Home Read Classic Album Review: Marianne Faithfull | Vagabond Ways

Classic Album Review: Marianne Faithfull | Vagabond Ways

This came out in 2000 — or at least that’s when I got it. Here’s what I said about it back then (with some minor editing):

 


Let’s face facts: When you hear the name Marianne Faithfull, you probably think of three songs: 1) As Tears Go By; 2) Sister Morphine; 3) Broken English.
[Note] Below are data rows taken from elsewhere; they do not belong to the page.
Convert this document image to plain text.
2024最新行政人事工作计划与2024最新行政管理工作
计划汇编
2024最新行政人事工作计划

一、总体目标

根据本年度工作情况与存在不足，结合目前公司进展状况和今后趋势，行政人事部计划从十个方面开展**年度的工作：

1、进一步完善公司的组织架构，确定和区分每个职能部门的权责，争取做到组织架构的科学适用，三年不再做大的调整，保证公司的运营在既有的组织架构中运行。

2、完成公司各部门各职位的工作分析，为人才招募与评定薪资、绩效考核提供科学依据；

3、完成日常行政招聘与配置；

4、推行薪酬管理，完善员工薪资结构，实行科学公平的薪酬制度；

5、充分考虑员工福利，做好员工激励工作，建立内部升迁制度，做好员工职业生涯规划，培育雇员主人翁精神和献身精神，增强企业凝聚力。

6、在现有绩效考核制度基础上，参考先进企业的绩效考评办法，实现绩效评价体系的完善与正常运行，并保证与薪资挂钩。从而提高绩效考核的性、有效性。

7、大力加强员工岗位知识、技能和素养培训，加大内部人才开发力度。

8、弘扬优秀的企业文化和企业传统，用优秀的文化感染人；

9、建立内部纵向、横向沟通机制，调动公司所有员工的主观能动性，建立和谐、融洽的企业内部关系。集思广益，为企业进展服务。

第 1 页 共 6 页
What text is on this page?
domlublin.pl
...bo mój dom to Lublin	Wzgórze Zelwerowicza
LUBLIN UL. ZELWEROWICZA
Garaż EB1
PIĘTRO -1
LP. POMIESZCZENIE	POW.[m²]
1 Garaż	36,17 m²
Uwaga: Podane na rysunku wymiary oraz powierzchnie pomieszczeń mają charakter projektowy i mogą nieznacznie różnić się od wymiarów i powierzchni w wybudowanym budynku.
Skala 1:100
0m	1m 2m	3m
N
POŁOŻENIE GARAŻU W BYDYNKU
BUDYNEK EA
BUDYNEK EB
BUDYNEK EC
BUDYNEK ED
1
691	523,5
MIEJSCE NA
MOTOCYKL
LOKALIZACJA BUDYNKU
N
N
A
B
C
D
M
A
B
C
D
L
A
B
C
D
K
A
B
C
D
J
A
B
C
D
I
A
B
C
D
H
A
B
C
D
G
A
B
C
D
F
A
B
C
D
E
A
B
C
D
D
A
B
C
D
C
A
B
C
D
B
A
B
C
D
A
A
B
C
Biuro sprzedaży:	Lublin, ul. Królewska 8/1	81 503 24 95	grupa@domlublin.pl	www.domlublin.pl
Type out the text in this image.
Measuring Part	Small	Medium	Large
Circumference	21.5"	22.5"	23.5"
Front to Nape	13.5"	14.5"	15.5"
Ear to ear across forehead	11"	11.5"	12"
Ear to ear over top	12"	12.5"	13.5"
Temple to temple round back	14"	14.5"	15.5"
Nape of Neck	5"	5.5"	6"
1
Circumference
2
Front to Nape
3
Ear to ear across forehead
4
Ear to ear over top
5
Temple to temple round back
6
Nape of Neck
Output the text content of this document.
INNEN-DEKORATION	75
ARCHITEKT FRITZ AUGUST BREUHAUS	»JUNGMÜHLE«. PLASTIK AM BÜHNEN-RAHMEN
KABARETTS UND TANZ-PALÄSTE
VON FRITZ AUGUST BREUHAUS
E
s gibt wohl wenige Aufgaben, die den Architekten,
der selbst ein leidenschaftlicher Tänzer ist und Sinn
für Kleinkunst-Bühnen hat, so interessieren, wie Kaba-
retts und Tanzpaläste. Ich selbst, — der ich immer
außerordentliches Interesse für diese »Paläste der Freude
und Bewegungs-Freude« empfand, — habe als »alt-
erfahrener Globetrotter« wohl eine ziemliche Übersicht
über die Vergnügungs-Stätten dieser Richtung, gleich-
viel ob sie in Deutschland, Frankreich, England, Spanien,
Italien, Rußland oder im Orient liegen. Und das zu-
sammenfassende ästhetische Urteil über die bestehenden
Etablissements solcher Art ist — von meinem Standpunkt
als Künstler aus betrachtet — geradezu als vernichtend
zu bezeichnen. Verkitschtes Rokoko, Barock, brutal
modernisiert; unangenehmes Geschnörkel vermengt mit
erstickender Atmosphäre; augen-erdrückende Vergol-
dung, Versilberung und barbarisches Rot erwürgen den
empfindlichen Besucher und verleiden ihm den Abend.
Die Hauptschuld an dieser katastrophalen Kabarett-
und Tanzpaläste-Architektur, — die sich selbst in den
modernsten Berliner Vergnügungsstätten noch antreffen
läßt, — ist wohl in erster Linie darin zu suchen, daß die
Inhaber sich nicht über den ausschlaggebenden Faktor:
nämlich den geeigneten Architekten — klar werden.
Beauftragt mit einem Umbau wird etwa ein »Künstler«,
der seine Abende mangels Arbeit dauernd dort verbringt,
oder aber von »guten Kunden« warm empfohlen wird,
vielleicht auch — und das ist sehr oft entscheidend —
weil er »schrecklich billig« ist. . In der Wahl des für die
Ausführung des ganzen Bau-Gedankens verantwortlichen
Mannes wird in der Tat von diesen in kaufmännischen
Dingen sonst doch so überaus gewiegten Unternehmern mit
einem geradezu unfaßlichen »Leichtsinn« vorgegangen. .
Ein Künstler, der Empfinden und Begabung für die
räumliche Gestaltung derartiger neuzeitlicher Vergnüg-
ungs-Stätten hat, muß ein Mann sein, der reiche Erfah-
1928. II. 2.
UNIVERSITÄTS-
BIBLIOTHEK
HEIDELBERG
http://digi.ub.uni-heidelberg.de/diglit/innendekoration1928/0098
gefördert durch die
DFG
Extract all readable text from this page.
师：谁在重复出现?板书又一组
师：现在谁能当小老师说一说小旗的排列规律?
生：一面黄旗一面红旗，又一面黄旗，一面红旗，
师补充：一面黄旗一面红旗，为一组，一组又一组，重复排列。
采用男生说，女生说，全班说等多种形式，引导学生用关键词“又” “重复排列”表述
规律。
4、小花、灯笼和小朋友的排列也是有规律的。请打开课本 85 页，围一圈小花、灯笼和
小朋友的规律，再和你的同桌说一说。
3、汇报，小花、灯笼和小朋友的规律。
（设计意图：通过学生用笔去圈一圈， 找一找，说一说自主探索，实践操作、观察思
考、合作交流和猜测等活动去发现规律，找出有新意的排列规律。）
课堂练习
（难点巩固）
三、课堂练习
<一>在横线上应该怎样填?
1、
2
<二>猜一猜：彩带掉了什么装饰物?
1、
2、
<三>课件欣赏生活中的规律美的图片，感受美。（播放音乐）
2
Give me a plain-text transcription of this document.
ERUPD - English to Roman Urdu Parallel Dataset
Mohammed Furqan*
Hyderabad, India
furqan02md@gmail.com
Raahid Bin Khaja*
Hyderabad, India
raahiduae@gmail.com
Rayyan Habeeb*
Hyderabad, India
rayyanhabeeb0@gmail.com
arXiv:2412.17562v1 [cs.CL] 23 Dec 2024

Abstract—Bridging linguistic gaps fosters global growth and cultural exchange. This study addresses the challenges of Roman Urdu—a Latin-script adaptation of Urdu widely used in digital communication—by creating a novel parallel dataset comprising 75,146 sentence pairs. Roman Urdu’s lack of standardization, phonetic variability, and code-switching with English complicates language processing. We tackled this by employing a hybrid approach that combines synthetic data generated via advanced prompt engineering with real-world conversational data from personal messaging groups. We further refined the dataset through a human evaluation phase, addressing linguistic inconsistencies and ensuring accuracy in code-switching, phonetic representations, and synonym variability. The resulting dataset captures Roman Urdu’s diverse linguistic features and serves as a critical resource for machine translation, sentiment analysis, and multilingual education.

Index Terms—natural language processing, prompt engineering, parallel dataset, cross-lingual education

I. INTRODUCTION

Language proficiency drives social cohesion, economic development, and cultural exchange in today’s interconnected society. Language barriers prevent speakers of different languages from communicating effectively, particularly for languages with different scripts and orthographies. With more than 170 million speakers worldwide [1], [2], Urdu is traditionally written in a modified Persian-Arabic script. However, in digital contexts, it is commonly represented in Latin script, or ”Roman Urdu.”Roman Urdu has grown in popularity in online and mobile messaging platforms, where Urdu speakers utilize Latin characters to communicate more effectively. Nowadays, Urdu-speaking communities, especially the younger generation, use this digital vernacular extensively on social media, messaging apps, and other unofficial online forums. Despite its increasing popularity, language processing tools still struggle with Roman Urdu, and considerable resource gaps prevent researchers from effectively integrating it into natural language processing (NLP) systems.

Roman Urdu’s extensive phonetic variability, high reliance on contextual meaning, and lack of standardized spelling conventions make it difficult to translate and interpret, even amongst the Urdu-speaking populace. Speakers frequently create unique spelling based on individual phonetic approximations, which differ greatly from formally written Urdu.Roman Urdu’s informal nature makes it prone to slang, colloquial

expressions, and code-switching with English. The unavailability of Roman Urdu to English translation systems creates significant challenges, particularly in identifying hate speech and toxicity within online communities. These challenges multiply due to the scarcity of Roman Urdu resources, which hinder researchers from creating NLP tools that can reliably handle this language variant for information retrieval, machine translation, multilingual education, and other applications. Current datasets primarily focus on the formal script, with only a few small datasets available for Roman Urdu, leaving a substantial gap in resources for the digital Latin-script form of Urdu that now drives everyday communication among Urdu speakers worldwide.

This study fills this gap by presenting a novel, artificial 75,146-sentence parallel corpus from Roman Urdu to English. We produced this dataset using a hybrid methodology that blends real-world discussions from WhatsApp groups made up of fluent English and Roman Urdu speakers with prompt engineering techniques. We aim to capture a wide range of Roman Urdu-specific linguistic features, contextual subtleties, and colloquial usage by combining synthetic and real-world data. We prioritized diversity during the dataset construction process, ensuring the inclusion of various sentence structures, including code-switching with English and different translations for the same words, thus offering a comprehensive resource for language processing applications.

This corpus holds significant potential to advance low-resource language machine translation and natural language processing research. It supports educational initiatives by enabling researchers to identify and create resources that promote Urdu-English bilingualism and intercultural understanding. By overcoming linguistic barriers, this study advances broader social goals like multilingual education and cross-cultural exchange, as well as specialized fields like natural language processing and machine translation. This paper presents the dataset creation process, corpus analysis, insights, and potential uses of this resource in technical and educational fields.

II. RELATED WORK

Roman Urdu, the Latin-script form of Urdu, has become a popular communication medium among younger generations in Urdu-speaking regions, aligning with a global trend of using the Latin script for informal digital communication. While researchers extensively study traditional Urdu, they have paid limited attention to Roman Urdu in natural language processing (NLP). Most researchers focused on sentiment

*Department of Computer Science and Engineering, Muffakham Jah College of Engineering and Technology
Well, more than two decades after her last hit (single, that is) and even longer since she was best-known as a rug-clad paramour of Mick Jagger, Faithfull has finally issued an album that just might add a few more tunes to that list. Returning to a contemporary musical ouevre again for the first time in over a decade (her last few discs have been tributes to Kurt Weill or collaborations with Angelo Badalamenti), Faithfull wraps her unmistakably world-weary, whiskey-and-cigarettes rasp around a half-score of sparsely elegant, bleakly haunted heartbreakers fit for Marlene Dietrich, beginning with the confessional pathos of the title track and a wrist-slashingly sumptuous Roger Waters tune (Incarceration Of A Flower Child), and slowly building to a smoky, Latin-tinged take on Leonard Cohen’s Tower Of Song. “Do you remember me? … I coulda been a contender,” Faithfull wistfully understates on the lushly sparse File it Under Fun From the Past. With Vagabond Ways, it’s clear she’s still capable of delivering a knockout.